Les commentateurs rejettent aujourd'hui la responsabilité qui sur le dernier propriétaire, un groupe financier italien, qui sur la mondialisation. Mais Moulinex a été durant ses années de prospérité une entreprise familiale bien française. La famille du propriétaire, devenu milliardaire, a bâti sa fortune ici. Les banques qui ont prélevé leur dîme sur le travail des ouvriers de Moulinex, elles sont aussi ici, en France. On peut les atteindre, on peut les faire payer, on pourrait réquisitionner leurs fortunes pour qu'elles servent à préserver les emplois. Mais le gouvernement a montré, dans bien d'autres cas similaires, de Danone à Alstom, en passant par Aventis, qu'il ne le veut pas. Ce n'est pas la mondialisation impersonnelle qui est en cause. C'est la rapacité des capitalistes, quelle que soit leur nationalité, soutenus par les gouvernements. C'est l'hypocrisie des hommes politiques qui défendent un régime économique qui ne fonctionne pas pour ceux qui le font vivre mais pour enrichir encore plus ceux à qui cela profite.

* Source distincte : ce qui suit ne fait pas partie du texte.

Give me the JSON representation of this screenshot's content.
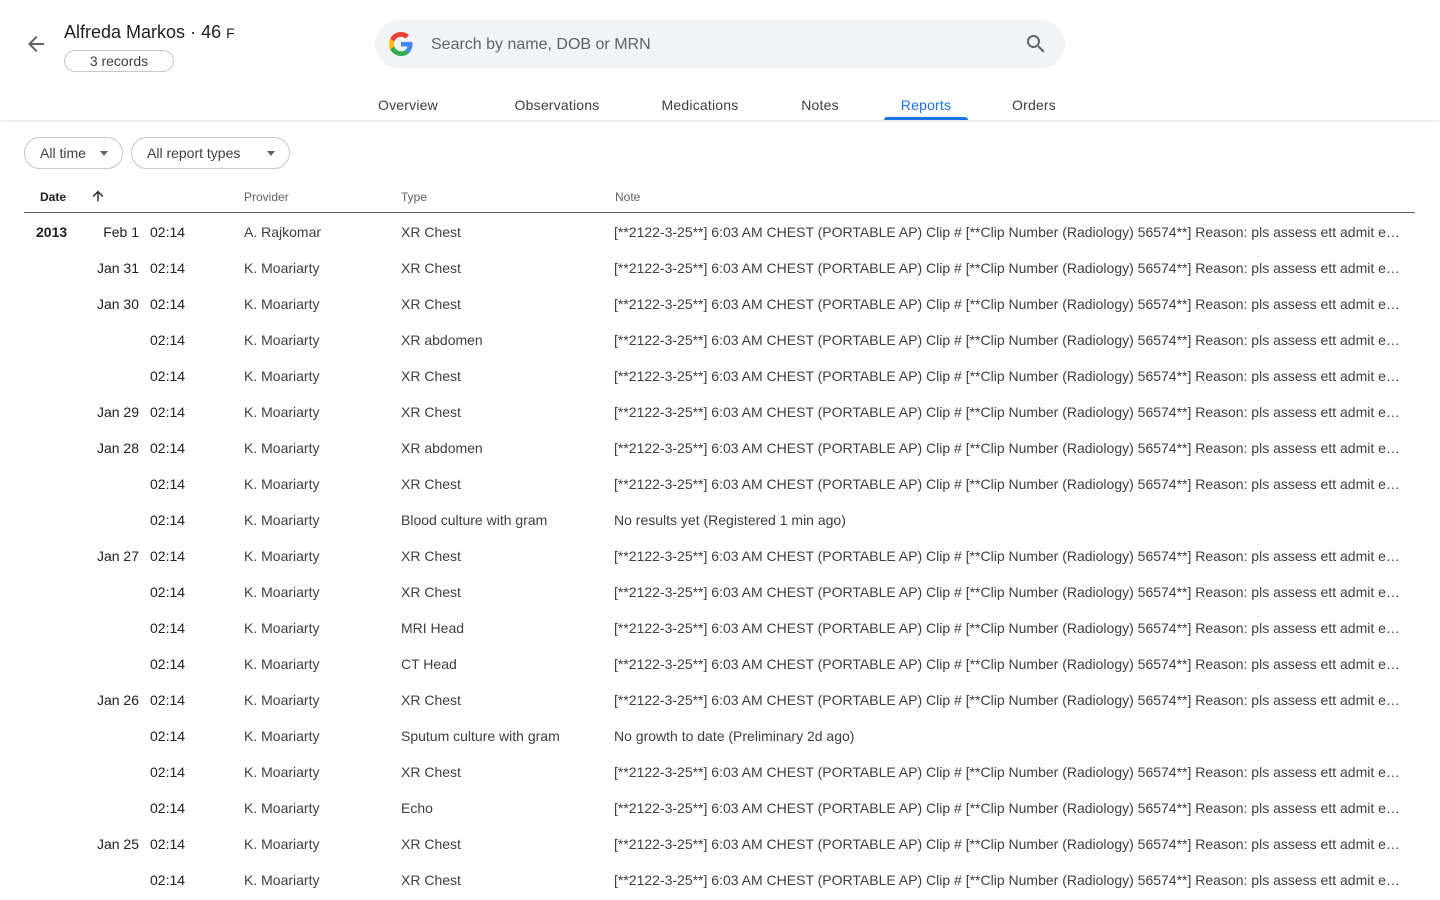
{
  "patient": {
    "name": "Alfreda Markos",
    "age": "46",
    "sex": "F",
    "records": "3 records"
  },
  "search": {
    "placeholder": "Search by name, DOB or MRN"
  },
  "tabs": [
    {
      "label": "Overview"
    },
    {
      "label": "Observations"
    },
    {
      "label": "Medications"
    },
    {
      "label": "Notes"
    },
    {
      "label": "Reports",
      "active": true
    },
    {
      "label": "Orders"
    }
  ],
  "filters": {
    "time": "All time",
    "type": "All report types"
  },
  "columns": {
    "date": "Date",
    "provider": "Provider",
    "type": "Type",
    "note": "Note"
  },
  "colors": {
    "accent": "#1a73e8"
  },
  "rows": [
    {
      "year": "2013",
      "day": "Feb 1",
      "time": "02:14",
      "provider": "A. Rajkomar",
      "type": "XR Chest",
      "note": "[**2122-3-25**] 6:03 AM CHEST (PORTABLE AP) Clip # [**Clip Number (Radiology) 56574**] Reason: pls assess ett admit ett placement"
    },
    {
      "year": "",
      "day": "Jan 31",
      "time": "02:14",
      "provider": "K. Moariarty",
      "type": "XR Chest",
      "note": "[**2122-3-25**] 6:03 AM CHEST (PORTABLE AP) Clip # [**Clip Number (Radiology) 56574**] Reason: pls assess ett admit ett placement"
    },
    {
      "year": "",
      "day": "Jan 30",
      "time": "02:14",
      "provider": "K. Moariarty",
      "type": "XR Chest",
      "note": "[**2122-3-25**] 6:03 AM CHEST (PORTABLE AP) Clip # [**Clip Number (Radiology) 56574**] Reason: pls assess ett admit ett placement"
    },
    {
      "year": "",
      "day": "",
      "time": "02:14",
      "provider": "K. Moariarty",
      "type": "XR abdomen",
      "note": "[**2122-3-25**] 6:03 AM CHEST (PORTABLE AP) Clip # [**Clip Number (Radiology) 56574**] Reason: pls assess ett admit ett placement"
    },
    {
      "year": "",
      "day": "",
      "time": "02:14",
      "provider": "K. Moariarty",
      "type": "XR Chest",
      "note": "[**2122-3-25**] 6:03 AM CHEST (PORTABLE AP) Clip # [**Clip Number (Radiology) 56574**] Reason: pls assess ett admit ett placement"
    },
    {
      "year": "",
      "day": "Jan 29",
      "time": "02:14",
      "provider": "K. Moariarty",
      "type": "XR Chest",
      "note": "[**2122-3-25**] 6:03 AM CHEST (PORTABLE AP) Clip # [**Clip Number (Radiology) 56574**] Reason: pls assess ett admit ett placement"
    },
    {
      "year": "",
      "day": "Jan 28",
      "time": "02:14",
      "provider": "K. Moariarty",
      "type": "XR abdomen",
      "note": "[**2122-3-25**] 6:03 AM CHEST (PORTABLE AP) Clip # [**Clip Number (Radiology) 56574**] Reason: pls assess ett admit ett placement"
    },
    {
      "year": "",
      "day": "",
      "time": "02:14",
      "provider": "K. Moariarty",
      "type": "XR Chest",
      "note": "[**2122-3-25**] 6:03 AM CHEST (PORTABLE AP) Clip # [**Clip Number (Radiology) 56574**] Reason: pls assess ett admit ett placement"
    },
    {
      "year": "",
      "day": "",
      "time": "02:14",
      "provider": "K. Moariarty",
      "type": "Blood culture with gram",
      "note": "No results yet (Registered 1 min ago)"
    },
    {
      "year": "",
      "day": "Jan 27",
      "time": "02:14",
      "provider": "K. Moariarty",
      "type": "XR Chest",
      "note": "[**2122-3-25**] 6:03 AM CHEST (PORTABLE AP) Clip # [**Clip Number (Radiology) 56574**] Reason: pls assess ett admit ett placement"
    },
    {
      "year": "",
      "day": "",
      "time": "02:14",
      "provider": "K. Moariarty",
      "type": "XR Chest",
      "note": "[**2122-3-25**] 6:03 AM CHEST (PORTABLE AP) Clip # [**Clip Number (Radiology) 56574**] Reason: pls assess ett admit ett placement"
    },
    {
      "year": "",
      "day": "",
      "time": "02:14",
      "provider": "K. Moariarty",
      "type": "MRI Head",
      "note": "[**2122-3-25**] 6:03 AM CHEST (PORTABLE AP) Clip # [**Clip Number (Radiology) 56574**] Reason: pls assess ett admit ett placement"
    },
    {
      "year": "",
      "day": "",
      "time": "02:14",
      "provider": "K. Moariarty",
      "type": "CT Head",
      "note": "[**2122-3-25**] 6:03 AM CHEST (PORTABLE AP) Clip # [**Clip Number (Radiology) 56574**] Reason: pls assess ett admit ett placement"
    },
    {
      "year": "",
      "day": "Jan 26",
      "time": "02:14",
      "provider": "K. Moariarty",
      "type": "XR Chest",
      "note": "[**2122-3-25**] 6:03 AM CHEST (PORTABLE AP) Clip # [**Clip Number (Radiology) 56574**] Reason: pls assess ett admit ett placement"
    },
    {
      "year": "",
      "day": "",
      "time": "02:14",
      "provider": "K. Moariarty",
      "type": "Sputum culture with gram",
      "note": "No growth to date (Preliminary 2d ago)"
    },
    {
      "year": "",
      "day": "",
      "time": "02:14",
      "provider": "K. Moariarty",
      "type": "XR Chest",
      "note": "[**2122-3-25**] 6:03 AM CHEST (PORTABLE AP) Clip # [**Clip Number (Radiology) 56574**] Reason: pls assess ett admit ett placement"
    },
    {
      "year": "",
      "day": "",
      "time": "02:14",
      "provider": "K. Moariarty",
      "type": "Echo",
      "note": "[**2122-3-25**] 6:03 AM CHEST (PORTABLE AP) Clip # [**Clip Number (Radiology) 56574**] Reason: pls assess ett admit ett placement"
    },
    {
      "year": "",
      "day": "Jan 25",
      "time": "02:14",
      "provider": "K. Moariarty",
      "type": "XR Chest",
      "note": "[**2122-3-25**] 6:03 AM CHEST (PORTABLE AP) Clip # [**Clip Number (Radiology) 56574**] Reason: pls assess ett admit ett placement"
    },
    {
      "year": "",
      "day": "",
      "time": "02:14",
      "provider": "K. Moariarty",
      "type": "XR Chest",
      "note": "[**2122-3-25**] 6:03 AM CHEST (PORTABLE AP) Clip # [**Clip Number (Radiology) 56574**] Reason: pls assess ett admit ett placement"
    }
  ]
}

Alors, pour empêcher qu'il y ait demain d'autres Moulinex, d'autres Danone, pour empêcher que continue l'avalanche des licenciements collectifs, il faudra une mobilisation de l'ensemble du monde du travail, une mobilisation assez puissante pour faire reculer le patronat comme le gouvernement et pour imposer, entre bien d'autres choses, l'interdiction des licenciements dans les grandes entreprises qui font ou ont fait des profits énormes.